それは患者を安心させる、彼の温かな微笑だった。
「ああ、それじゃあ、今回は仕方が…」
手にしたコップの水を飲み干し、リチャードは落ち着いた口調で答える。「では、また明日にでも」
「ええ、お伺い致します」
笑みを崩さずに答えるその様は、まさに医者の往診のような光景だった。
■■
「あの次期当主は、発作を有する持病を持っているね」
宿屋に戻り、探偵が最初に言葉にしたのは、そんな事だった。
医師は「よく分かったね」と驚きを口にする。「あれは興奮すると誘引される発作だと思う。あのまま激昂したら、きっと倒れていたよ」
「それは、家族性のものかい?」
「どうだろう…でも、発作の持病を持つ人の親族には、やはりそんな発作を持つ患者がいるとは、聞いた事があるよ」
「ふむ」
探偵は顎に手をやり思案顔であったが、すぐにパッと表情を変えた。「あの家には、少なくとも3人の息子がいたと思うんだけどね」
「三人?リチャードのほかに、あと二人?」
「名前だよ」探偵は言った。「あれほどの家であるなら、当然、長男は名前を継いでいそうなものだ。

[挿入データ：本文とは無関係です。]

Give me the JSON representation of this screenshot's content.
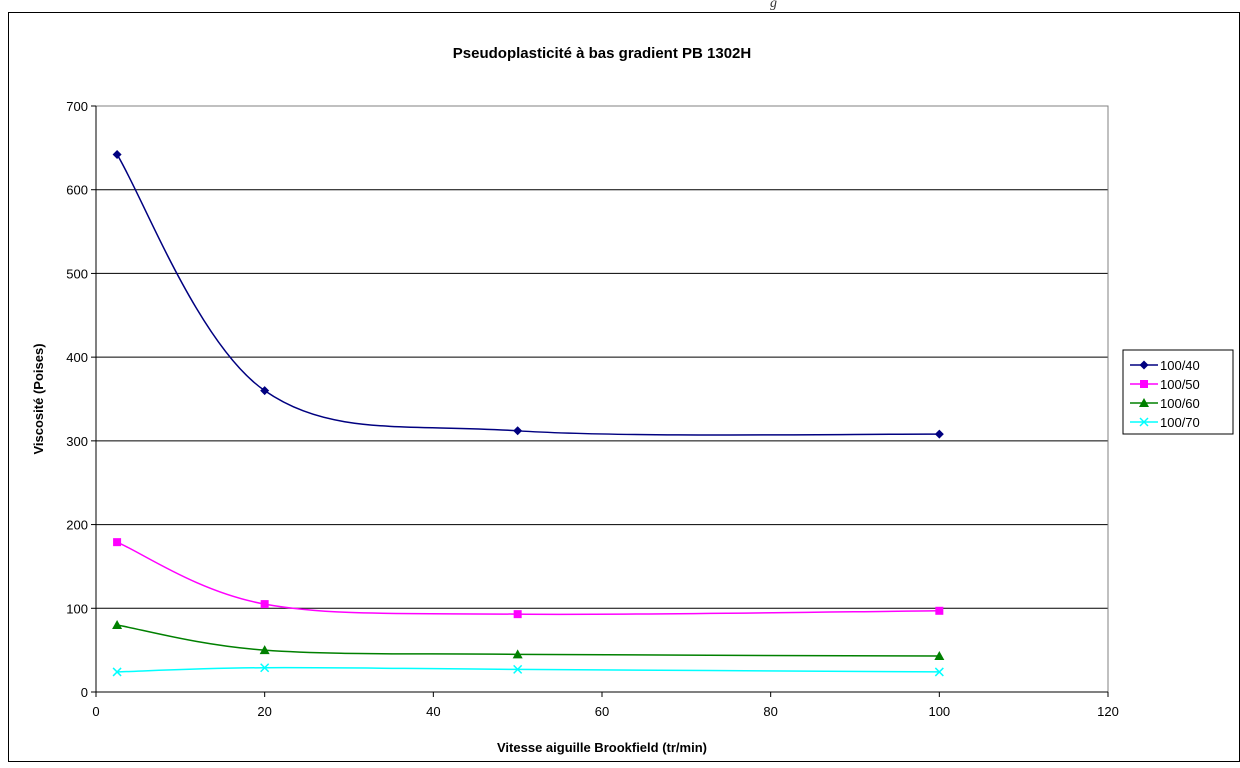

それと、卿の年齢と廊下の肖像画…ねえ、ワトソン君。どうやら、この事件は過去まで遡る必要が出てきたみたいだよ」
「過去に、何かあったのかい」
「猟奇殺人が起こったって、普通は吸血鬼の仕業だとは言わない。恐らく、吸血鬼を連想させるものがこの事件にある…過去に類似した吸血鬼事件があったとかね。とにかく、それを探るとしよう」
「具体的には、どうするんだ?」
医師の言葉に、探偵はにやりと笑って見せる。「君が女性なら、酒場で男どもの口を軽くしてもらうのだがねえ」
「ほ、ほーむず?」
嫌な予感がする。
探偵は、そんな医師の心情を見抜いたように「ここはやはり」と言った。「ロンドンで高名なドクター・ワトソンの出張診療所かな?」
「へ?」
画して、嫌な予感は、当たったようなものだった。